The Aquaculture Program is supervised by Dr. Heidi Atwood, Manager, and Mike Saylor, Assistant Manager. Mr. Saylor joined the Aquaculture Program in September 2008, bringing an extensive background in commercial fish production and fish health. Dr. Atwood joined the program in December 2008, bringing an extensive background in culture and production of fresh- and salt-water aquatic species and teaching of related topics.
The Aquaculture Program offers inmates skills that will help them earn a livable wage upon their release from prison thereby helping them to be successful and much less likely to return to prison. “It is a privilege and a pleasure to work with such hard working and dedicated women. They are thirsty for knowledge and beg for more training. They would work themselves into the ground if we let them. The satisfaction of watching all these women grow into their potential and become the capable people they have the hearts and minds to be, is something I could never have imagined or hoped for. It makes my job incredibly fulfilling,” says Dr. Atwood about her experiences with the inmate workers.

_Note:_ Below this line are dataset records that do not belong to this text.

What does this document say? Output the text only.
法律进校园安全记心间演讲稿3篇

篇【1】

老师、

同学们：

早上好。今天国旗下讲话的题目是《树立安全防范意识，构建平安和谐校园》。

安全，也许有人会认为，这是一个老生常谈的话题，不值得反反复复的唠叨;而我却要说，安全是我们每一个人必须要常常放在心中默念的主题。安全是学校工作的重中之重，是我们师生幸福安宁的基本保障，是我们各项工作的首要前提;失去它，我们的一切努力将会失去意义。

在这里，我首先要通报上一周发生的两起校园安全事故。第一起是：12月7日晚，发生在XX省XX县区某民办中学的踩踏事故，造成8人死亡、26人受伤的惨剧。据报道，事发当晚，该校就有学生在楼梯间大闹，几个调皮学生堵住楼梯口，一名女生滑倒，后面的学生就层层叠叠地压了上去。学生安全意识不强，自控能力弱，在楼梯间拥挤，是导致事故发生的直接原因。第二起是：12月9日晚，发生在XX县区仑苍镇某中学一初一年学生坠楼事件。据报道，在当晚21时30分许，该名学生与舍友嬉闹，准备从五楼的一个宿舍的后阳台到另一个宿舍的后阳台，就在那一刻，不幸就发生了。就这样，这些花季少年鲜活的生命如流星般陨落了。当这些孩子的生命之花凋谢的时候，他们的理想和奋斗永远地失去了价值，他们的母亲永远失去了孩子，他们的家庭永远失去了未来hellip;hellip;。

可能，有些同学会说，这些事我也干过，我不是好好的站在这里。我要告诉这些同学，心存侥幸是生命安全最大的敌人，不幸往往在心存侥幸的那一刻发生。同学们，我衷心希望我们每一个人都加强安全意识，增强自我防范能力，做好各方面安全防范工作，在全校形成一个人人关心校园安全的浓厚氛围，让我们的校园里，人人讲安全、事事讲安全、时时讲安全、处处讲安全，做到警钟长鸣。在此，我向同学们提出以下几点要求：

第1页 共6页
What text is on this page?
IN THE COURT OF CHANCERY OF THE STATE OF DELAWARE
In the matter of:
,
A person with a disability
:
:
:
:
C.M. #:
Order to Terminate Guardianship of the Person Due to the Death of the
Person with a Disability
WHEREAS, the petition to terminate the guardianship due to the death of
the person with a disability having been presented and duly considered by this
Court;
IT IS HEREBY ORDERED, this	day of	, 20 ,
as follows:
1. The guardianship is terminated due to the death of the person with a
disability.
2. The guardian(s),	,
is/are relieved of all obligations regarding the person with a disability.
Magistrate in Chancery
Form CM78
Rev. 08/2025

Since its inception, the Aquaculture Program has expanded its operations to include, in addition to the original product Nile tilapia, Oreochromis niloticus, the production of Pacific white shrimp, Litopenaeus vannemei. They also grow fathead minnows, Pimphales promelas, as live bait for Wyoming anglers.
During 2009, 42,000 pounds of tilapia were sold in Denver. Over 16,025 pounds of tilapia and 100 pounds of shrimp have been sold so far in 2010. Currently the facility ships every week when there are market sized fish.
The high demand for quality baitfish in Wyoming was motivation to implement production of minnows that are approved for use around the state. The Aquaculture Center has successfully spawned adult minnows and is rearing the offspring for sale toward the end of 2010. The staff is working closely with the Wyoming Department of Game and Fish to meet their standards for bait production and distribution.
There are currently nine inmates working in the Aquaculture Program. There have been an additional 26 inmates that have worked in the program since June of 2008. Inmates are trained and tested in key aquaculture operational areas. These areas include feed, inventory, production, nursery, and water quality. Training includes self-study and hands-on learning, and working with trainers in each area. Once certified in all areas inmate workers can choose to work toward becoming a trainer themselves.
Educational opportunities for Aquaculture workers include the Aquaculture Worker Certificate Program through Sheridan College, the Aquaculture Apprenticeship Program offered through the Department of Labor, and the Water/Wastewater Certification Program, with training provided by Wyoming Rural Water. These programs provide a significant opportunity for WWC inmates to earn college credit, document their extensive training and work competencies for future employers, and perhaps become a certified water treatment operator.
At the present time four inmates have fulfilled the requirements for apprenticeship and 16 others have completed the Aquaculture Certificate requirements. Additionally, WWC can now offer inmates working toward water treatment certification the opportunity to accrue training contact hours and to take the certification exam.
Inmates must meet specific criteria to be considered for employment in the Aquaculture facility. They must have a high school diploma or GED, have at least an 8th grade math competency, be disciplinary free, and have an interest in science and working with fish. The work is labor intensive, the work environment is very warm and humid, and the hours are sometimes long. This work is not for everyone and the inmates that stay in the program take great pride in their work and personal achievements. The inmates manage every aspect of food fish production, from sorting and manually loading market fish, to daily water-quality chemistry and record keeping.
Dr. Atwood explains that the pride, self-respect, and confidence the inmate workers acquire after mastering any part of aquaculture and fish farming, is an amazing outcome no one could have predicted. Their newfound self-respect allows them to care about themselves and their future, which many of them had not had the opportunity to experience in their lives. The self-confidence helps them feel they are capable of accomplishing their goals and that they can effect their future in positive ways. Their success with self-respect and self-confidence leads to pride in themselves that is too often exactly the opposite of what they knew and felt about themselves when they were sentenced.
Upon completion of the Aquaculture Program, these women are well on their way toward being productive citizens when they complete their prison sentences.
Photo caption: Dr. Heidi Atwood, center, discusses water quality with inmates at the fish operation at the Wyoming Women's Center in Lusk, Wyoming
Photo Caption: A typical shrimp shipped from the Wyoming Women's Center.